Suppose you have a hashmap where you store values. The hashmap is of size m and supports chaining. The hash function is simple uniform hashing assumption. I understand that the average length of a chain is the load factor. But if you were storing values from a set into the hashmap, what is the probability that when you are storing value x, there is another value x already in the hashmap?
I know, that if x already exists, it would map to the same linked list in the hashmap. But how do you go further?
If a size of hash table is $m$, a size of your set is $n$, and you are picking the numbers from this set by uniform distribution, this is a probability that one random element $z$, which is in $N$, is in $M$, where $M \subseteq M$. This is sure $m \over n$. If you want to know a conditional probability, where you know already $x$ is in a certain chain, you need to determine the probability that the size of a full class of $x$ is equal to some $|class|$, when you know already, $|class| \ge |chain|$. $P(|class| = n ~\backslash~ |class| \ge |chain|) = {P(|class| = n) \over P(|class| \ge |chain|)}$, if $|class| \ge |chain|$, and $0$ if $|class| < |chain|$. Note that |class| and |chain| are here constants.

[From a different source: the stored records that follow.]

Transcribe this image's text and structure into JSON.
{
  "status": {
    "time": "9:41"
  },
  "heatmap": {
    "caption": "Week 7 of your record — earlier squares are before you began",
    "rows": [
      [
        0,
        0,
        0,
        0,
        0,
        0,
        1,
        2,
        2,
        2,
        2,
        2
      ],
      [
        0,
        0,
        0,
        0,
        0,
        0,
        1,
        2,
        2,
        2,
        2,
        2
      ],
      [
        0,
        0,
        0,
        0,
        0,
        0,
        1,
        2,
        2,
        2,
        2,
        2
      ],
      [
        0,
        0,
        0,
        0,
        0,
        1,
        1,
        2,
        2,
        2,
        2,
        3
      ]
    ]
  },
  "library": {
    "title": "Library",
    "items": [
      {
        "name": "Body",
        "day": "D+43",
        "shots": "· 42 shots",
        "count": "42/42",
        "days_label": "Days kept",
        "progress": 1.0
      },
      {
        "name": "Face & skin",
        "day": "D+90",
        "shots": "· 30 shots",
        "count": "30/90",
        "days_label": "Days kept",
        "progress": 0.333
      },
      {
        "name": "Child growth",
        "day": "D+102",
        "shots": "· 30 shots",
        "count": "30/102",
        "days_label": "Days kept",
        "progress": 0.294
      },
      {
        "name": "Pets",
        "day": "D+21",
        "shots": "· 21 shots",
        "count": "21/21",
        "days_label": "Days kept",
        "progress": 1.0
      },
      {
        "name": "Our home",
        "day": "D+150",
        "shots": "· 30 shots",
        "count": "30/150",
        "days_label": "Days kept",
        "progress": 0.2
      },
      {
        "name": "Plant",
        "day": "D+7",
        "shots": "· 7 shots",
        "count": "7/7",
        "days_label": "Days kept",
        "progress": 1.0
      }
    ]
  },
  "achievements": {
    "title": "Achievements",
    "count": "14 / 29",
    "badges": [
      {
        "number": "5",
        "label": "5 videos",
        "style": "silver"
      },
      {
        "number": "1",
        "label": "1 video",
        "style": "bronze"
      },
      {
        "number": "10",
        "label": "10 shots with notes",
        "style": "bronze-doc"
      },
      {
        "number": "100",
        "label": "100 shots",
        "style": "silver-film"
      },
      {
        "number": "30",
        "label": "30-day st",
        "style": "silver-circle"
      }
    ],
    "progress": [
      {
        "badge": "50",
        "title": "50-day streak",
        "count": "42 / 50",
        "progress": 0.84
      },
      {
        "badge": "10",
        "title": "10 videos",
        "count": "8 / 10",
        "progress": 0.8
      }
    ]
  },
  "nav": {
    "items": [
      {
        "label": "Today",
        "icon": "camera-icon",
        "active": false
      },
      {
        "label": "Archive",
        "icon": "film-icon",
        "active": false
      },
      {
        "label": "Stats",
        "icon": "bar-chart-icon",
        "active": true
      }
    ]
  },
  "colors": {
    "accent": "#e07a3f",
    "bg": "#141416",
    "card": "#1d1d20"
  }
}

The full probability that $x$ is in chain already is $$\sum_{C = |chain|}^{n}{P(x~in~chain~\backslash~|class|=C)P(|class|=C ~\backslash~ |class| \ge |chain|)} = \\ =\sum_{C = |chain|}^{n}({|chain|\over C}\cdot{P(|class| = C) \over P(|class| \ge |chain|)}) ~=~ \sum_{C = |chain|}^{n}({|chain|\over C}\cdot{{C_{n}^{C}p^{C}(1-p)^{n-C}} \over P(|class| \ge |chain|)}) ~=\\ =~ ({|chain| \over P(|class| \ge |chain|)}) \cdot {\sum_{C = |chain|}^{n} {{C_{n}^{C}p^{C}(1-p)^{n-C}} \over {C}}}$$ Here $|class|$ is already a binomial random variable, $|chain|$ is a constant you know, and $1 \over p$ is a number of classes. This function can be sure approximated.